Serie/Reihe: Schriftenreihe und Materialien der Phantastischen Bibliothek Wetzlar (Band 87) Buchvorstellung von Ulrich Blode |
Die Phantastische Bibliothek Wetzlar untersuchte 2004 ein Jahr lang die Science-Fiction-Literatur auf alternative bzw. innovative Verkehrssysteme hin. Auftraggeber war das Deutsche Zentrum für Luft- und Raumfahrt, Institut für Verkehrsforschung. Der Gedanke war dabei, dass sich in der Science-Fiction Konzepte finden lassen, die sich mit heutiger oder bevorstehend umsetzbarer Technologie verwirklichen lassen. Gegenstand der Studie waren alle planetengebundenen Verkehrswege und -mittel, z. B. wie Personen wie Güter transportiert werden, auf und unter der Erde oder und im Wasser. Eine 1:1 Umsetzung war nicht das Ziel, sondern neue Ideen, die Ausgangspunkt für weitergehende Lösungen sein können.
Um neue Impulse zu gewinnen, fand am 7. und 8. Oktober 2004, zusammen mit der Schunk Gruppe, ein interdisziplinäres Symposion statt. Der vorliegende Tagungsband enthält die Texte aller Referenten.
Wolfgang Jeschke zeigt in seinem Vortrag "Die Literatur der Ideen" den Werdegang der Science Fiction-Literatur auf, welche Vorteile sie beim Darstellen von Erfindungen bietet. Überaus kenntnisreich sind manche Details über historische Gegebenheiten zur Entstehung der Science Fiction.
Literarische Ideen zu Verkehrsmitteln sind bei Uwe Neuholds "Träumen Androiden von elektrischen Schafen?" das Thema. Er unterteilt die Erfindungen in "Heutige", "Bevorstehende" und "Utopische Technologien". Bekannte und weniger bekannte Werke lassen sich hier finden.
Ebenfalls der Literatur widmet sich Ralf Bülow. "A Transatlantic Tunnel, Hurrah!" meint Tunnel aller Arten, die jemals entworfen wurden, im Vergleich zu realen historischen Tunneln.
Wie Science Fiction funktionieren kann und Ideen umgesetzt werden, lässt sich in dem Vortrag "Von München nach Heuchelheim" H. D. Kleins erfahren. Eine kleine Geschichte über die Tücken moderner Autos. Vorgetragen viel amüsanter als nur während des Lesens.

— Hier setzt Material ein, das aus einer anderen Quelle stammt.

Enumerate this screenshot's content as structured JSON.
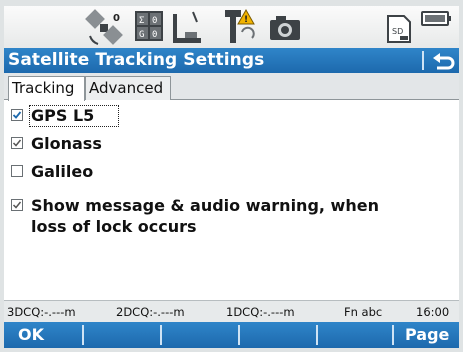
{
  "title": "Satellite Tracking Settings",
  "tabs": [
    {
      "label": "Tracking",
      "active": true
    },
    {
      "label": "Advanced",
      "active": false
    }
  ],
  "options": [
    {
      "label": "GPS L5",
      "checked": true,
      "focused": true
    },
    {
      "label": "Glonass",
      "checked": true,
      "focused": false
    },
    {
      "label": "Galileo",
      "checked": false,
      "focused": false
    },
    {
      "label_line1": "Show message & audio warning, when",
      "label_line2": "loss of lock occurs",
      "checked": true,
      "focused": false
    }
  ],
  "status": {
    "dcq3": "3DCQ:-.---m",
    "dcq2": "2DCQ:-.---m",
    "dcq1": "1DCQ:-.---m",
    "mode": "Fn  abc",
    "time": "16:00"
  },
  "softkeys": {
    "left": "OK",
    "right": "Page"
  },
  "icons": [
    "satellite-icon",
    "dop-icon",
    "antenna-height-icon",
    "gps-receiver-icon",
    "camera-icon",
    "memory-card-icon",
    "battery-icon",
    "back-icon"
  ],
  "colors": {
    "accent": "#1d69ad",
    "accent_light": "#2f85c9"
  }
}
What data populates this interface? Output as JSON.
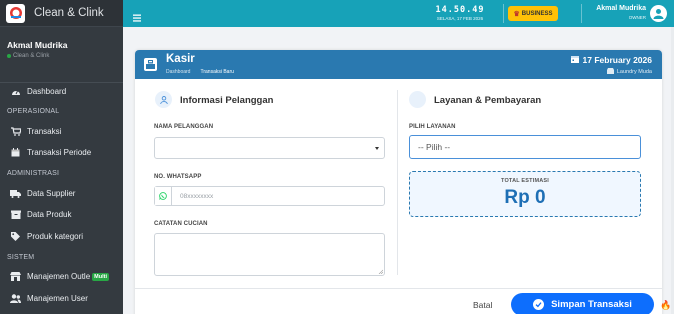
{
  "brand": {
    "name": "Clean & Clink"
  },
  "user_panel": {
    "name": "Akmal Mudrika",
    "status": "Clean & Clink"
  },
  "sidebar": {
    "dashboard": "Dashboard",
    "header_operasional": "OPERASIONAL",
    "transaksi": "Transaksi",
    "transaksi_periode": "Transaksi Periode",
    "header_administrasi": "ADMINISTRASI",
    "data_supplier": "Data Supplier",
    "data_produk": "Data Produk",
    "produk_kategori": "Produk kategori",
    "header_sistem": "SISTEM",
    "manajemen_outlet": "Manajemen Outle",
    "multi_badge": "Multi",
    "manajemen_user": "Manajemen User"
  },
  "topbar": {
    "time": "14.50.49",
    "date": "SELASA, 17 FEB 2026",
    "plan": "BUSINESS",
    "user_name": "Akmal Mudrika",
    "user_role": "OWNER"
  },
  "page": {
    "title": "Kasir",
    "breadcrumb": [
      "Dashboard",
      "Transaksi Baru"
    ],
    "date": "17 February 2026",
    "shop": "Laundry Muda"
  },
  "customer": {
    "title": "Informasi Pelanggan",
    "name_label": "NAMA PELANGGAN",
    "name_value": "",
    "wa_label": "NO. WHATSAPP",
    "wa_placeholder": "08xxxxxxxx",
    "note_label": "CATATAN CUCIAN",
    "note_value": ""
  },
  "service": {
    "title": "Layanan & Pembayaran",
    "pilih_label": "PILIH LAYANAN",
    "pilih_value": "-- Pilih --",
    "total_label": "TOTAL ESTIMASI",
    "total_value": "Rp 0"
  },
  "actions": {
    "cancel": "Batal",
    "save": "Simpan Transaksi"
  },
  "colors": {
    "topbar": "#17a2b8",
    "sidebar": "#343a40",
    "header": "#2a79b0",
    "primary": "#0d6efd",
    "business": "#ffc107"
  }
}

Dimitrios Kolymbas ("Der Weg durch den Berg") und Robert Sauter ("Licht am Ende des Tunnels") schildern moderne Tunnelbauverfahren und berichten über de Sicherheit von Tunneln. Auch die anderen Vorträge stammen von Ingenieuren, Verkehrswissenschaftlern oder Unternehmern: Wolfgang Wirth ("Straßenverkehr gestern, heute, morgen"), Verena Franken und Charlotte Lenz ("Flexibler, schneller, weiter"), Norbert Lauinger ("Das Automobil auf dem Weg zum AUTOmobil"), Gert Weller ("Was will der Fahrer ... und kann er damit umgehen?").
Viele der Beiträge sind hochinteressant und die Zusammensetzung ist lesenswert, auch oder gerade weil es sich nicht immer alles um Science Fiction dreht. Auf der anderen Seite beschäftigt sich keiner der Beiträge mit den Mechanismen, wie und ob Science Fiction als Anregung für Innovationen dient. Neuhold vergisst, dass nicht alles Machbare auch tatsächlich umgesetzt wird. Wie hoch ist z. B. die Wechselwirkung zwischen Literatur und ingenieurswissenschaftlichen Disziplinen? Verena Franken und Charlotte Lenz (beide vom DLR) erläutern nicht, wie Science Fiction zur Lösung der Probleme beitragen könnte. Viele der faszinierenden Beiträge beschäftigen sich dann auch ausschließlich mit der eigenen Disziplin.
Verkehrssysteme der Zukunft zeigt, wie verschiedene Disziplinen zusammenarbeiten können und durch fiktive Ideen zu gemeinsamen Diskussionen angeregt werden. Meike Röhl erläutert anfangs die methodische Vorgehensweise und macht klar, dass die Phantastische Bibliothek Wetzlar weitaus mehr ist als eine Literaturinstitution und dass sie die Kompetenz besitzt verschiedene Interessengebiete zusammen zu bringen.